Universal Life Insurance: It includes all the features of Whole life insurance and offers the insured flexibility in premium payments and face amount while providing an interest rate for added growth. Unlike whole life and term, Universal life allows the insured to make premium payments at any time and in any amount once the insured pays the initial premium, subject to certain minimums and maximums. The insured can also reduce or increase the death benefit more easily than with a traditional whole life policy.

Variable Universal Life Insurance: It has all the features of Universal life insurance coverage. However, instead of earning an interest rate, its cash value is linked to non-guaranteed equity investment funds:  bonds, stocks etc. The insurance premiums will be invested into various investment options chosen by the insured who also assumes the investment risk. The amount of the policy benefit is tied to the performance of the investments.

Supplemental Benefits Back To Top

Adding riders to life insurance policies can provide supplementary benefits. The most common include:

• Accidental Death Benefit: If the insured dies as a result of an accident, the insurer will pay a specified amount of money in addition to the basic death benefit provided by the life insurance policy.

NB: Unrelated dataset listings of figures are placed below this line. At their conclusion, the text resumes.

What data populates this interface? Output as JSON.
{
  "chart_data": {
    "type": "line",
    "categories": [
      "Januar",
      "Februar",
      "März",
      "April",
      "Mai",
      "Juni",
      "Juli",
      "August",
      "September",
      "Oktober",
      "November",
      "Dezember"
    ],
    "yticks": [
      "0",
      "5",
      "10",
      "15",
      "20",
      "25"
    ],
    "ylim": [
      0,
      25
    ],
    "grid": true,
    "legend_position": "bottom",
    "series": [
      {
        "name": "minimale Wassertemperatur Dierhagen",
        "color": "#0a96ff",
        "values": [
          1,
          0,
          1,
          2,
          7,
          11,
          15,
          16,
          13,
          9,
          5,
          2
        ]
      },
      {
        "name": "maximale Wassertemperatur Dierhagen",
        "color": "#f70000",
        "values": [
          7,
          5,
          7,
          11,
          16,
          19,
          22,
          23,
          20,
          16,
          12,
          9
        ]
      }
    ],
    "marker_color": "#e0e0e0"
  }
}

• Waiver of Premium for Disability Benefits: The insurer waives the right to collect premiums due while the insured is totally disabled.

• Disability Income Benefits: The insurer provides a monthly income benefit to the policy owner or insured upon becoming totally disabled.

• Critical Illness Benefits: The insurer agrees to pay a portion of the policy's face amount to a policy owner or insured who suffers from one of a number of covered critical illnesses.

Additional Plans Back To Top

Interest Sensitive Whole Life (ISWL): ISWL has all the features and guarantees of whole life coverage plus provides the added possibility to participate in excess interest earned by the Company from year to year. This product should be considered when both death benefit coverage and cash value accumulation are key purchase considerations. ISWL cash values accumulate at a guaranteed minimum interest rate, plus any excess interest declared by the Company. Premium rates are guaranteed and often remain level throughout the life of the policy. Policy loans and other non-forfeiture options are also generally available to access the available cash values at any time for any reason.

Hospital Cash Benefits: The insurer provides fixed benefit payments irrespective of actual costs or any other coverage when the insured is hospitalized. Additional benefits are often payable for ICU, surgical care, out-patient care, and/or hospitalization outside country of residence.